I regret it now but a few years back someone had moved into a home, dumped their Ring doorbell that came with the house, and we shoved it on our house. When we went to set it up Ring blocked the setup attempt because it was account bound.
... Apparently if you call Ring to release it (they can), frontline CS can see the entire log of when the doorbell was online, when it was last rung, and used that information to go "oh, it hasn't been rang in like eight months" to decide that I wasn't some criminal and that I can set up the doorbell myself.
Would it cheer me that people were reaching out and ringing my doorbell?
Or would it make me sad because I would be reminded that there was not a friend ringing at the door?
I say that as someone who uses LLMs daily too, and isn't a hater of them. Nothing wrong with using an LLM to help come up with content wording or to proof-read your writing etc etc, but just copy-pasting LLM output directly into a blog is lazy and instantly signals that it's not worth my time to read it.
> $12 on the front. Whole-network compromise on the back.
Too bad since the topic on its own seems very interesting.
These are exactly the kinds of sentences that would have gotten us outstanding grades as students of the language.
I used to be proud of sentences like the latter in the above quote. I can't fathom how learning languages will change in the coming years.
Not at all? They are not even full sentences...
I get that you might like the style, but there is no need for hyperbole.
They annoy me just as much.
Edit: except for prescriptivists who hate sentence fragments
But I didn't do that yesterday, I don't think I'll do it today, and it's not looking good for tomorrow either.
Then one day i watched my neighbour trying to get into his own house, because his smart lock and doorbell system failed horribly. This took several hours. It started raining.
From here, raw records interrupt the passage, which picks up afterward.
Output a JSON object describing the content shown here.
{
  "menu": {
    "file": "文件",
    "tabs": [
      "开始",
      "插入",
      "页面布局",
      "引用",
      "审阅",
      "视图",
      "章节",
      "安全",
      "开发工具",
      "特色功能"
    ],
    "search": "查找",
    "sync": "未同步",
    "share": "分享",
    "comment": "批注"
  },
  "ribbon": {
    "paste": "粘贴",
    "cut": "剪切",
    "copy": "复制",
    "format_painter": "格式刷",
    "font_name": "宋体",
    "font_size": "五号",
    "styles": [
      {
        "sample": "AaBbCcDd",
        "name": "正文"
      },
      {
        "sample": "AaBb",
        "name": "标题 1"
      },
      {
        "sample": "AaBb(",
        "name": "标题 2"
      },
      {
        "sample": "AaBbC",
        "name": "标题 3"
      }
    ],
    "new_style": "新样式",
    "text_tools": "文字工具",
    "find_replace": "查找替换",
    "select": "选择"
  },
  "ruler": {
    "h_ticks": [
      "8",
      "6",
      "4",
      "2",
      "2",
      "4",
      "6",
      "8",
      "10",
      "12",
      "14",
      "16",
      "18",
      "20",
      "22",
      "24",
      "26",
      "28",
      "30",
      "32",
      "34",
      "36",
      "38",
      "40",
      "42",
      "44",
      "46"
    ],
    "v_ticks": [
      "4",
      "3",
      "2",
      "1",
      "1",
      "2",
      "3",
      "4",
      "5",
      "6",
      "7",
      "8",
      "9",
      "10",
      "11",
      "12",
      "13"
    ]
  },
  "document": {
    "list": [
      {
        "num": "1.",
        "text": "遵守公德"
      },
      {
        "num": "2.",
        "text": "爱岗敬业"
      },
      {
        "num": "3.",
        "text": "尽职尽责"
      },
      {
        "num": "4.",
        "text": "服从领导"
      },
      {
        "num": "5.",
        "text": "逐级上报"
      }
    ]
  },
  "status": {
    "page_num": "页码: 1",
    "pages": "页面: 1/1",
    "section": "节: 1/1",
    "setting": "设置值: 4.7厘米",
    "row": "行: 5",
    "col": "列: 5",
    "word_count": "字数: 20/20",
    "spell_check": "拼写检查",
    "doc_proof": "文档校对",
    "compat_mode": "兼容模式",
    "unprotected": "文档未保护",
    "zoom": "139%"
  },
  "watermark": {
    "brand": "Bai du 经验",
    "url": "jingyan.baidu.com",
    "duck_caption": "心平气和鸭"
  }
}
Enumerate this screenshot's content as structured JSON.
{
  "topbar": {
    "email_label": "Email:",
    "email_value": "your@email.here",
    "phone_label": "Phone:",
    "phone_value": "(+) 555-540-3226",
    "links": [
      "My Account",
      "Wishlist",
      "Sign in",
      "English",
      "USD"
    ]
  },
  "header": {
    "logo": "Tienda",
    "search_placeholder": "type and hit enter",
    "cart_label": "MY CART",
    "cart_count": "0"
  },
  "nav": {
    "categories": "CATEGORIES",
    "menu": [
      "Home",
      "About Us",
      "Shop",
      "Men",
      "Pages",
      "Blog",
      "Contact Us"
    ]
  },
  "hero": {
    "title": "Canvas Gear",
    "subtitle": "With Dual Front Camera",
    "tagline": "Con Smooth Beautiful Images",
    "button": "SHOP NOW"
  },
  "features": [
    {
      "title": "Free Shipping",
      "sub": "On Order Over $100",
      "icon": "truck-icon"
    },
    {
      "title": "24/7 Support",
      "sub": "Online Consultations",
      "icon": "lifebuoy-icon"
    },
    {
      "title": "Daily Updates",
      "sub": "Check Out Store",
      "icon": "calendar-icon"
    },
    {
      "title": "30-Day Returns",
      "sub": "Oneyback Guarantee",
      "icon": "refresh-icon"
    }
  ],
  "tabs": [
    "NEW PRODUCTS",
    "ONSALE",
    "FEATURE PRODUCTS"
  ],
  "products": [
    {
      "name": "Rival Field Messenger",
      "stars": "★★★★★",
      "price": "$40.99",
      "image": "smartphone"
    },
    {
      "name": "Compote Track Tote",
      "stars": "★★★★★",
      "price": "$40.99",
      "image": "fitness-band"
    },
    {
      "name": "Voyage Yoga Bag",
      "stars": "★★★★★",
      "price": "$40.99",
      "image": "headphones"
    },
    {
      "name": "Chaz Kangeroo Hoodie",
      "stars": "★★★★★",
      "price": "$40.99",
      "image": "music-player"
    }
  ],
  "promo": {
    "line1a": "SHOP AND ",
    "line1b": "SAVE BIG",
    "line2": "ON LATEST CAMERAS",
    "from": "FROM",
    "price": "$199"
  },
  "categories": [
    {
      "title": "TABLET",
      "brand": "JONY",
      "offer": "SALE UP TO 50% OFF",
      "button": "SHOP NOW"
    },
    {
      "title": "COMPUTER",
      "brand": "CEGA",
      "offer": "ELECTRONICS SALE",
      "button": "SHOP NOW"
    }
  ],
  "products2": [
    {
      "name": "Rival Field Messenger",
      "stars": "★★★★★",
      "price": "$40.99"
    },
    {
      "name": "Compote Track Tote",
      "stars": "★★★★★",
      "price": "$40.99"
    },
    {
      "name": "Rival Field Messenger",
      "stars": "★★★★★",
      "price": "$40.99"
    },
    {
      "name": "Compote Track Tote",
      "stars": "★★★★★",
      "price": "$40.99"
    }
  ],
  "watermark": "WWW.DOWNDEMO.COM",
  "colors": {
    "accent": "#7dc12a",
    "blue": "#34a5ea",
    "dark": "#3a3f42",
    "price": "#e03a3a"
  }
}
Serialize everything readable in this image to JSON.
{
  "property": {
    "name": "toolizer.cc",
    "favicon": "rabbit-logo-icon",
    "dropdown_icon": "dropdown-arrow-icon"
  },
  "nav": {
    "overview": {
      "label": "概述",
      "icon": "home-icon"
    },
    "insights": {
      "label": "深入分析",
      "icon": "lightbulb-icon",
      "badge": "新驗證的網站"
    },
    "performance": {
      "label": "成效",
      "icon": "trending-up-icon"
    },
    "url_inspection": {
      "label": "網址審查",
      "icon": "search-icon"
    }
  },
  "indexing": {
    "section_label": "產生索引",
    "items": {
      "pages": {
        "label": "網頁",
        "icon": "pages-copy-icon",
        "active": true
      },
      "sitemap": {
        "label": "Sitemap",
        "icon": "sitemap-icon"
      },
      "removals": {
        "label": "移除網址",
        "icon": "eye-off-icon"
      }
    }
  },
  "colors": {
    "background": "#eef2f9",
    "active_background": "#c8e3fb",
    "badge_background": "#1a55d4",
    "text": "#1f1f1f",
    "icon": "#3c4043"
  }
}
I learned a lot of new swear words from my neighbours wife which were directed to her husband.
Once again, my wife was totally right :)
There is no control against this, and it shouldn't be something you rely on to prevent break-ins or burglaries (if you were thinking of such threats).
If anything, I’d say that’s a bigger give away than someone not answering a traditional door bell given people used to not hear them even when home, all the time (particularly in bigger houses).
I could understand peoples misconception back when such door bells weren’t known about so the default assumption people might have is that it was an intercom.
My home office is in the other end of the house, it takes ~20-30 seconds for me to get to the door. That is more time than UPS grants you.